Gold rose on Friday, steadying above $931 (U.S.) per ounce as the U.S. dollar lost ground versus the euro, with deeper concerns over the U.S. economic outlook also underpinning the metal.
Spot gold stood at $931.70 by 1510 GMT, up from $928.65 late in New York. Earlier it rose to $933.90.
After a week of tracking a volatile dollar, gold is on course for a 0.6 percent fall on the week -- retreating further from a four-month high near $990 hit in early June.
The precious metal found support above $931 after falling on Thursday, when weaker-than-expected U.S. non-farm payroll data sent investors piling into the relative safety of the dollar.
The U.S. currency lost some ground against a basket of six currencies but remained broadly positive on Friday, with U.S. financial markets closed ahead of Independence Day.
Dollar moves have proved influential of late in determining immediate interest for bullion from foreign investors.
But the bleak jobs data and other mixed economic indicators have highlighted gold's core appeal as a harbour from risk.

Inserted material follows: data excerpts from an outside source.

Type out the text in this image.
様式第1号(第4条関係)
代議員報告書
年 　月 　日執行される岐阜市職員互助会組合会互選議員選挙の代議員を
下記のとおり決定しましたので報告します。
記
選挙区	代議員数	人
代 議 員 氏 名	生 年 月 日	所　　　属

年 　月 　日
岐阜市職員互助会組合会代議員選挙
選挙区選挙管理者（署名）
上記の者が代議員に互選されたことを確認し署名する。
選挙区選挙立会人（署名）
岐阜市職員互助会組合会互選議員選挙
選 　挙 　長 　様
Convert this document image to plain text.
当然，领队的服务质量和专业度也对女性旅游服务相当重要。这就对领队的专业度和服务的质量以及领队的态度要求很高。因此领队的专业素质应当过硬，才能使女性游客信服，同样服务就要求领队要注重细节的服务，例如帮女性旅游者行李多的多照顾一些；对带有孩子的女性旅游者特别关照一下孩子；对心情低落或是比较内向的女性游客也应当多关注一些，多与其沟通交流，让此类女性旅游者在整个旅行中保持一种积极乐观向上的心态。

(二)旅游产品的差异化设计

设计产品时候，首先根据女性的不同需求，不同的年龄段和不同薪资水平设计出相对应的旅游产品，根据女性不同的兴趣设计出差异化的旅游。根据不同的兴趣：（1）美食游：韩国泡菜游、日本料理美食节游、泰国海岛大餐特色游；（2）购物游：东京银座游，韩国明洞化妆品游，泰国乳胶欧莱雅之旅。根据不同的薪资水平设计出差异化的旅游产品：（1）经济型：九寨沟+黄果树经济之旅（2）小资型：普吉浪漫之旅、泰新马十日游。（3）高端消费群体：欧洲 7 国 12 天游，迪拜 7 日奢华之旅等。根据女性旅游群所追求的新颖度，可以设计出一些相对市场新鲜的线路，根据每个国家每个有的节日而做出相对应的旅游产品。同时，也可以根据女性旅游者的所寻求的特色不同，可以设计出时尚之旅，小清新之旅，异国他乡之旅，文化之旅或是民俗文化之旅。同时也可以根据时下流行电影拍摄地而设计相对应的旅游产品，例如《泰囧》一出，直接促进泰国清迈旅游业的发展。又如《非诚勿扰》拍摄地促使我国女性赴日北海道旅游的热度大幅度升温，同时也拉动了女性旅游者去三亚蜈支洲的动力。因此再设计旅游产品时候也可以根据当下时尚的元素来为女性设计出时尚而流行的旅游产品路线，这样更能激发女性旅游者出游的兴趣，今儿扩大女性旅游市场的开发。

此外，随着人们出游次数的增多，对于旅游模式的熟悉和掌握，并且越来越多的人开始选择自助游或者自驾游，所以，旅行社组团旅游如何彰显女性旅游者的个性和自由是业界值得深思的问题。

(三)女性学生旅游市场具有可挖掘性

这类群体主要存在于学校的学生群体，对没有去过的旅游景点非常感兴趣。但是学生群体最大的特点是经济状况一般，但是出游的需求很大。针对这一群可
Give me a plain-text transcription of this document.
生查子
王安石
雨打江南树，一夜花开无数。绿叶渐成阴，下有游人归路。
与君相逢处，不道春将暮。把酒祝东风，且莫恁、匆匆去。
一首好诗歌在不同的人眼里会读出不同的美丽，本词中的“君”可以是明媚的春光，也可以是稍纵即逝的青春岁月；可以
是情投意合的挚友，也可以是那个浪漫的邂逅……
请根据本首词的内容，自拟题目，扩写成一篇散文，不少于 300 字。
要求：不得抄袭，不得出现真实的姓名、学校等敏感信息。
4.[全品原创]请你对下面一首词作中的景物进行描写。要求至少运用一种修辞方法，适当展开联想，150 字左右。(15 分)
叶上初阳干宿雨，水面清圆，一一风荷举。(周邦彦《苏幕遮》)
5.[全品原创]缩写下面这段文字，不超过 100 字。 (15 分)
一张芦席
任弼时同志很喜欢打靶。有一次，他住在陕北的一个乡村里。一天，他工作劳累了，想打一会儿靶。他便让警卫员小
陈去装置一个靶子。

Analysts said gold was being supported by increased demand from retail investors, but also persisting questions about the world economy's ability to right itself in coming months.
"This is typical of the situation which you get when the economy is bottoming out: the data is mixed, there is no clear trend, and you have questions about the pace and sustainability of economic recovery leading some investors back into gold," said Peter Fertig, analyst at Quantitative Commodities Research.
"Retail investors are most likely spooked by what they read in internet forums, that inflation is around the corner and they should buy gold, but that would only be a risk if the economy gained momentum very quickly," he added.
Bearish sentiment in the wake of weak unemployment data from the United States and Europe weighed on other commodities, dragging crude below $67 per barrel.
Analysts said a combination of persistent worries -- from quantitative easing to Chinese remarks about currency reserve diversification -- would keep the dollar under pressure in months ahead and provide a backbone of support for gold.
"Part of the reason gold's retreat was tempered really has to do with the limited upside to which the dollar is gaining," said Ashraf Laidi, an analyst at CMC markets.
"This is partially due to worries about quantitative easing and these Chinese rumblings about diversification," he added.
U.S. gold futures for August delivery rose 0.1 percent to $932.60 per ounce, compared with $931.00 on the COMEX division of the New York Mercantile Exchange.
While investor interest in gold appeared stable, physical demand was lagging.
The world's largest gold-backed exchange-traded fund, the SPDR Gold Trust , said holdings were 1,120.55 tonnes as of July 2, unchanged from the previous business day.
Holdings in gold by ETF Securities, which reflect retail appetite for bullion, dropped by 12,543.53 ounces as of July 2, according to a daily report from the company.
Indian data showed the country's gold imports stood at about 59.8 tonnes in the first six months this year, down 57 percent from the same period last year. India's gold imports in June were likely around 8 to 10 tonnes, down 24 tonnes from the same month a year ago, a senior official from Bombay Bullion Association said this week.
In other precious metals, spot silver inched up to $13.43 per troy ounce versus $13.41 previously, platinum stood at $1,186.50 from $1,181.50, while palladium was at $248.00 from $249.00.